Multinational archaeological team uncovers pre-Inca tombs in Colca Canyon

Peruvian, Polish and American scientists have discovered what they believed to be pre-Inca tombs and archeological remains during a 10-day expedition to a never-before-explored area of Peru’s Colca Canyon.

During the Colca Cóndor 2008 expedition, which lasted from Aug. 21-31, the scientists conducted geological, hydrogeological, hydrographical, speleological and electromagnetic testing using state of the art technology, state news agency Andina reported.

Samples were collected from rock formations and rivers to determine how the Colca Canyon, which is twice as deep as the United States’ Grand Canyon and home to Peru’s great condors, was initially formed.

As the expedition progressed in the unexplored area, the scientists and explorers stumbled upon bones and some well-preserved skin and hair remains believed to belong to pre-Ica nobility and a set of ruins the scientists dubbed the Peruvian-Polish Sombreroyoc-Pinchollo Archaeological Complex.

The canyon’s name, Colca, refers to small holes used in Inca and pre-Inca times as tombs for nobility and to store food, such as potatoes and other Andean crops.

“We don’t want to say where exactly (the remains were found) because we fear tomb raiders (will get to them),” said Jerzy Majcherczyk, Colca Cóndor 2008’s expedition leader and chief of a similar expedition that first explored the canyon in 1981.

“They are well-preserved because they are inaccessible,” he told Radio Programas radio.

Our expedition was “difficult, and very risky,” added Majcherczyk, saying his team had to overcome many obstacles during its more than 2,000 meter or 6,500 feet descent.

“There are moments in which the rivers disappears,” said Majcherczyk, “and then reappears ahead, three times larger.”

Satellite phones were used by the explorers to maintain contact with their base, established in the town of Cabanaconde’s Hotel Kuntur Wasi, as visual contact was sometimes impossible due to the canyon’s depth and the presence of numerous caves.According to Majcherczyk, who is campaigning to have the canyon declared a national park, waste is threatening the site which has the potential of becoming Peru’s top tourist attraction, surpassing Machu Picchu.

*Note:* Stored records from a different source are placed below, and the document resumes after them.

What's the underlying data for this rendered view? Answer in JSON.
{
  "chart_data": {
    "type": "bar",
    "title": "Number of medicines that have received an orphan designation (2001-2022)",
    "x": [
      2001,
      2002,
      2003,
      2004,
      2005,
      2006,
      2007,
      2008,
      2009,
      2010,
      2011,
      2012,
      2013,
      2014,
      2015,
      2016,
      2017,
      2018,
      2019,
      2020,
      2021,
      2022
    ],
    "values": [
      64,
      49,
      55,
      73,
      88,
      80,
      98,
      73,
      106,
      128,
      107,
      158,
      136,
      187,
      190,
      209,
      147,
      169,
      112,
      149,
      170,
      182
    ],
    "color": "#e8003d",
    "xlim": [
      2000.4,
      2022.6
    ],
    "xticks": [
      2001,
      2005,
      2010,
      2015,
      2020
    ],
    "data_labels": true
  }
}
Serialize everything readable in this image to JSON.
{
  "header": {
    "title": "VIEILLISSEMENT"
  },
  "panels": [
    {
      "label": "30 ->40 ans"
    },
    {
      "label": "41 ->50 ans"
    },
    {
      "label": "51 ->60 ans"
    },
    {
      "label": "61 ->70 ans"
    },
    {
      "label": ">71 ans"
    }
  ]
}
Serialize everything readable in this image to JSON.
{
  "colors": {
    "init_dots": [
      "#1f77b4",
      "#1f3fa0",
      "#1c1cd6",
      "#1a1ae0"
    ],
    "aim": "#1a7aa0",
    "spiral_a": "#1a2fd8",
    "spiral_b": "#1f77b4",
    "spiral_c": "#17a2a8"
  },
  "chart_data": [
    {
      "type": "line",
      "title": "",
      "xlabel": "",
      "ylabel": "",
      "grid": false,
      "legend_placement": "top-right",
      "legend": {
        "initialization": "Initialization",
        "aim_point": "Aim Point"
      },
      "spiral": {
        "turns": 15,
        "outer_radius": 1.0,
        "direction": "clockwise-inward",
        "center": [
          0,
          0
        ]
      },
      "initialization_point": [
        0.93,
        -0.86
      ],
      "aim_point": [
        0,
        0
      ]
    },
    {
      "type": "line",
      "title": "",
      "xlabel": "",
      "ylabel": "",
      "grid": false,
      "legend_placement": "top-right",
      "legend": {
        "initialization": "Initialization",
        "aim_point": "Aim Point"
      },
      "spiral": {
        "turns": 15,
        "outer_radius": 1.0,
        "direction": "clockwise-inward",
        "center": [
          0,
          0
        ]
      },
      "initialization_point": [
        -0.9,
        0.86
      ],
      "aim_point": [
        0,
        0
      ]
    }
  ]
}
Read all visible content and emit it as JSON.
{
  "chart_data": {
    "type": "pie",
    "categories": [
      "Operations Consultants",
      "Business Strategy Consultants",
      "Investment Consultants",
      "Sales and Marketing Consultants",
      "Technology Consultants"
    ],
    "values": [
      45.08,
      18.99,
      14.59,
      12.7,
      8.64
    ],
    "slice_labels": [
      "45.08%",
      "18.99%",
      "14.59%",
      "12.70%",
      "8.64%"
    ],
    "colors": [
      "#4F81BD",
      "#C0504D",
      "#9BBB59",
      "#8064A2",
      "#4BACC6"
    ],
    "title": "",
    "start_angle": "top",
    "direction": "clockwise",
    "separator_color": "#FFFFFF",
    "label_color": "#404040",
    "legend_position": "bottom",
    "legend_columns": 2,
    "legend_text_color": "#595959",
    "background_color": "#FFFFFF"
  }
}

“There is something very dramatic and that is that we have found an enormous quantity of garbage,” said Majcherczyk. “In the Colca Valley there are 20 hotels and all of them throw their waste into the river and in two or three years there will be a great stench.”

The national park project would “put an end to the inadequate economic activities and protect the region’s ecology,” said Majcherczyk. “If not, it will end up being a disaster.”

In addition to the Polish explorers, the expedition included American Eugene Buchanan, the editor-in-chief of Paddling Life magazine and member of New York’s prestigious Explorers Club, and Peruvian Carlos Zárate, who discovered the famous Ice Maiden or Lady of Ampato mummy, which toured the U.S. in 1996 and Japan in 1999 before returning to Peru.

Another expedition is planned for 2010, and should include archaeologists and additional Peruvian scientists.